Aberglaube gibt es überall, in der Öffentlichkeit sogar manchmal ganz prominent: Den blauen Glückspulli angezogen (Jogi Löw), vor dem Spiel das Pissoir ganz links benutzt (Mario Gomez), das Spielfeld zuerst mit dem rechten Fuß betreten (Miroslav Klose) – wenn dann auch noch der Fan das immergleiche, ungewaschene T-Shirt trug und auf dem richtigen Platz vor dem Fernseher saß, konnte bei der Fußball-WM 2010 eigentlich nichts mehr schiefgehen. Es sei denn, die Orakeleien eines altersweisen Kraken kommen dem Sieg in die Quere. Aber wie ist es wirklich mit den schicksalsbeeinflussenden Ritualen und Symbolen?
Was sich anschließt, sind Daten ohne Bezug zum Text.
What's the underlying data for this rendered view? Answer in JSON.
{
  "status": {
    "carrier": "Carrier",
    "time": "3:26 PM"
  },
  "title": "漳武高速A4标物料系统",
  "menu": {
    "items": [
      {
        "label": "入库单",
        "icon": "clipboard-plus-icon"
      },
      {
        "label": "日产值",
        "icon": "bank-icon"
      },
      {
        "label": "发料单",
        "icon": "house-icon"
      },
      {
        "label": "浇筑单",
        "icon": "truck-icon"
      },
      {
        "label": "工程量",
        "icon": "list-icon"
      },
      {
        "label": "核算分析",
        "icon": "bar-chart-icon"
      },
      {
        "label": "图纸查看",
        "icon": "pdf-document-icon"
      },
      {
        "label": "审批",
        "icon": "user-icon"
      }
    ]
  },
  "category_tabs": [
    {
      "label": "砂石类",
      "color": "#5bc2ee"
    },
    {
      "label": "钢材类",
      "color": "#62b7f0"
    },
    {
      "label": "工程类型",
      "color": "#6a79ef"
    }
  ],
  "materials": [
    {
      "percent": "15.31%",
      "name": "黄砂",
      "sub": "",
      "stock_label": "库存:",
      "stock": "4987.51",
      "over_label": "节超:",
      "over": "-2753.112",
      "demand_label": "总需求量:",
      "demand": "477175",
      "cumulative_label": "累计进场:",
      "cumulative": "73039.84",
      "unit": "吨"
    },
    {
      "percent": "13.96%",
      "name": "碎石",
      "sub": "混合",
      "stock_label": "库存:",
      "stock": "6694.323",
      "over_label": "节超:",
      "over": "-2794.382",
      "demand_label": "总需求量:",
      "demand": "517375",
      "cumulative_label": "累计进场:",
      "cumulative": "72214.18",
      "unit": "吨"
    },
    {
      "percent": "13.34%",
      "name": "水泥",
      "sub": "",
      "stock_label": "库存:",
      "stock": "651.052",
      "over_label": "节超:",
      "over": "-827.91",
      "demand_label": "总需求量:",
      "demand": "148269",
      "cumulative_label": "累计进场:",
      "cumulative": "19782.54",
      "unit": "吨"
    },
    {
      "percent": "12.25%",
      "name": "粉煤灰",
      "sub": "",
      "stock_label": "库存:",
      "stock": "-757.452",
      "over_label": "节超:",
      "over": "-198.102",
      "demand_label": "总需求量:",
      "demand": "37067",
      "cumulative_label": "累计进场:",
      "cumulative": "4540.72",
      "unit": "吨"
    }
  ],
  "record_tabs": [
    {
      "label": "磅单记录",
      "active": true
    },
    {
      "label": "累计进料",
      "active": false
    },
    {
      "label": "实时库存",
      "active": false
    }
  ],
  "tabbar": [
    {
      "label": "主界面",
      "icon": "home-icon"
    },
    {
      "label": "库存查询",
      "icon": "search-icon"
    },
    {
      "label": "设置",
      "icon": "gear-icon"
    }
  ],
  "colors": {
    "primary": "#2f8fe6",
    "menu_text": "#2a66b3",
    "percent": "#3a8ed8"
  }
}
Der letzten einschlägigen Repräsentativumfrage des Instituts für Demoskopie Allensbach (2005) zufolge glauben 42 Prozent der Bundesbürger, dass vierblättrige Kleeblätter Glück bringen – dicht gefolgt von Sternschnuppen und Schornsteinfegern. Als durchweg resistent gegenüber den 20 abgefragten guten und bösen Vorzeichen erwies sich gerade einmal jeder dritte Befragte. Zum Vergleich: 1973 wurde ebenfalls der Klee am häufigsten genannt – allerdings von gerade einmal 26 Prozent der Befragten.